Problem
Autoscaling in Kubernetes (K8s) enables dynamic scaling of workloads based on resource utilization. However, for versions of the TFE Flexible Deployment Option (FDO) earlier than v202501-1, autoscaling configurations are not officially supported until v202501-1. Implementing autoscaling in these versions may lead to queued Terraform runs, potentially impacting workflow efficiency.
Prerequisites (if applicable)
- K8s Terraform Enterprise (TFE) Flexible Deployment Option (FDO) versions below 202501-1
Cause
-
In FDO versions below
v202501-1
, cluster scaling events during periods of heavy load can trigger micro-outages at the workspace plan/apply level. These brief disruptions frequently occur due to how FDO manages resource allocation and workload distribution in unsupported versions.As a result:
- Runs Get Queued: Ongoing and new runs are delayed, entering a queued state.
- No Relief from New Nodes: Even when Kubernetes deploys additional nodes, FDO cannot efficiently rebalance workloads, preventing the expected performance improvement.

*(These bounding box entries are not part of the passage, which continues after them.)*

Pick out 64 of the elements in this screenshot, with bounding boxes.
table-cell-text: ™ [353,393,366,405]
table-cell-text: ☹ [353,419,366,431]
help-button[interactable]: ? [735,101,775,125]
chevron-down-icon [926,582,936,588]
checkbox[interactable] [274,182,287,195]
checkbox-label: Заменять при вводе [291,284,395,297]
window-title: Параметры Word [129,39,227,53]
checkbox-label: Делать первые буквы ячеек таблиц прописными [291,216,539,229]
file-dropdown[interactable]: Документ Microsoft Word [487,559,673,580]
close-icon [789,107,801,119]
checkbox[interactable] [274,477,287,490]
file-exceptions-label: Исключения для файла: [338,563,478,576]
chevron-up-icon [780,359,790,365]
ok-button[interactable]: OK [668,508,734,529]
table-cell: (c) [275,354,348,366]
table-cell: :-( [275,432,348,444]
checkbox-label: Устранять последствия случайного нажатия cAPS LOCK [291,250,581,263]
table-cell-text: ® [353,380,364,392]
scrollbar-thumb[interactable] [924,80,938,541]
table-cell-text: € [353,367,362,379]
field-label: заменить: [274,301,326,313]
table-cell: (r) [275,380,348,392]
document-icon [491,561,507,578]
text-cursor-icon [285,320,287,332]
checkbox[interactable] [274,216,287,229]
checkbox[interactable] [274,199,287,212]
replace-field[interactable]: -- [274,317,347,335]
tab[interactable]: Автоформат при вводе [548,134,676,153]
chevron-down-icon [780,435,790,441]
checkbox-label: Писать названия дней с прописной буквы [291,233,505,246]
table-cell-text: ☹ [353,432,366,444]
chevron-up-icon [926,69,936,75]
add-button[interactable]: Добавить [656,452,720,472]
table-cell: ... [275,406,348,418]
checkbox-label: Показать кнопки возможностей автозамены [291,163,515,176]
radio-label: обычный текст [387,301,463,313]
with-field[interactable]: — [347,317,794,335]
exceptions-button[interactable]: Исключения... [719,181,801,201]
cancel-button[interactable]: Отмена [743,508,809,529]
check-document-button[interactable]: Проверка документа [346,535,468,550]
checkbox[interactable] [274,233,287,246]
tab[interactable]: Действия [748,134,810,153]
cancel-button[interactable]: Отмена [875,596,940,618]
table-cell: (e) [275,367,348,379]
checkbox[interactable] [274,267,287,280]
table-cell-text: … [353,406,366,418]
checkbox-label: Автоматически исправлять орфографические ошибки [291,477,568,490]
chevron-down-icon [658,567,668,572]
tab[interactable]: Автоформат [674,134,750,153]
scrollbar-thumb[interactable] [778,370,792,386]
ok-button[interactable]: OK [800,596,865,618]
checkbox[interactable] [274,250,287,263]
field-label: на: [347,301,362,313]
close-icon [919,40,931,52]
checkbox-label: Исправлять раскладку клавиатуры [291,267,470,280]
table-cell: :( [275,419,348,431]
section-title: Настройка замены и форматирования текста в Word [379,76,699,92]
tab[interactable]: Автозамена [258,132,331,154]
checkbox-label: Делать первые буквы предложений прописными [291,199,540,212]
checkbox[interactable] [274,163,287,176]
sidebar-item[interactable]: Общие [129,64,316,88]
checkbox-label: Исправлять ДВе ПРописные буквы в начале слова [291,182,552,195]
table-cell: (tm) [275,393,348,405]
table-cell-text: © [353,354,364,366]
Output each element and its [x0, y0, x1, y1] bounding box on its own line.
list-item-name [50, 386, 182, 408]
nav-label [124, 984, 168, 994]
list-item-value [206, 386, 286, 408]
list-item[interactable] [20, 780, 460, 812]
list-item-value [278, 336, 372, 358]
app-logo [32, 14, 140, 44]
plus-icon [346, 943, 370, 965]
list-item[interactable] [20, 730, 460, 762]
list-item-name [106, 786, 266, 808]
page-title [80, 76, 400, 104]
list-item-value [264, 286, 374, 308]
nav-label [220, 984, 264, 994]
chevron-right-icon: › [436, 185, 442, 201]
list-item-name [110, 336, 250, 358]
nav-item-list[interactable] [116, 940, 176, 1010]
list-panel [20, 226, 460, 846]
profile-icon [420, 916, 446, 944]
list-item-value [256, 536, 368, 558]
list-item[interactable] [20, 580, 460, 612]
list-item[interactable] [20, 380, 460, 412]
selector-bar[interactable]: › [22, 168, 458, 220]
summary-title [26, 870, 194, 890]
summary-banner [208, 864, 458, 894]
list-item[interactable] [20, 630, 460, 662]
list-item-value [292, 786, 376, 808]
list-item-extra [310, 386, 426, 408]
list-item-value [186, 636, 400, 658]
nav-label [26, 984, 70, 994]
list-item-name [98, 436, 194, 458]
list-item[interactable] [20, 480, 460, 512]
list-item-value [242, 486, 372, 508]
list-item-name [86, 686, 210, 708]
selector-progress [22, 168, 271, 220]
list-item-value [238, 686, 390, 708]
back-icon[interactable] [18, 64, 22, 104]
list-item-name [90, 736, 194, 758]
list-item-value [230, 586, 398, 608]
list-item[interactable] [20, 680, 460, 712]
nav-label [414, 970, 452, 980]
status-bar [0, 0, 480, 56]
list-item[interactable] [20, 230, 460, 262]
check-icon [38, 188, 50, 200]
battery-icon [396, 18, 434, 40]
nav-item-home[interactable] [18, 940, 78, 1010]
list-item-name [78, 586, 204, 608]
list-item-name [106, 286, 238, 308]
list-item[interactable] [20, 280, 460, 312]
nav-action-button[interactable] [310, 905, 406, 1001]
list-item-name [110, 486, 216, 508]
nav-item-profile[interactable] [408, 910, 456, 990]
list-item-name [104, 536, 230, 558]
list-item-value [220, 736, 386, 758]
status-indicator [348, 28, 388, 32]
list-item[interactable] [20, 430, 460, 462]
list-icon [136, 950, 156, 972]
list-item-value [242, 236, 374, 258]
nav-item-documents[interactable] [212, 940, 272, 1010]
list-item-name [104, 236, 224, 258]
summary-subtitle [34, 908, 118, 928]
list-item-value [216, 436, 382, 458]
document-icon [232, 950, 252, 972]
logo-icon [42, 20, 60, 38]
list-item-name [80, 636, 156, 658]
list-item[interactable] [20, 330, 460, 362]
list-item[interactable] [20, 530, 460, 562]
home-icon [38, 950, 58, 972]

- Resource Allocation Lag: FDO struggles to recognize and utilize newly added resources during autoscaling events, compounding delays.
Solutions:
- Upgrade to v202501-1 upon where FDO k8s autoscaling is supported
- With autoscaling enabled within the k8s environment, adjust the
TFE_RUN_PIPELINE_KUBERNETES_WORKER_TIMEOUT
setting in accordance with the recommended configuration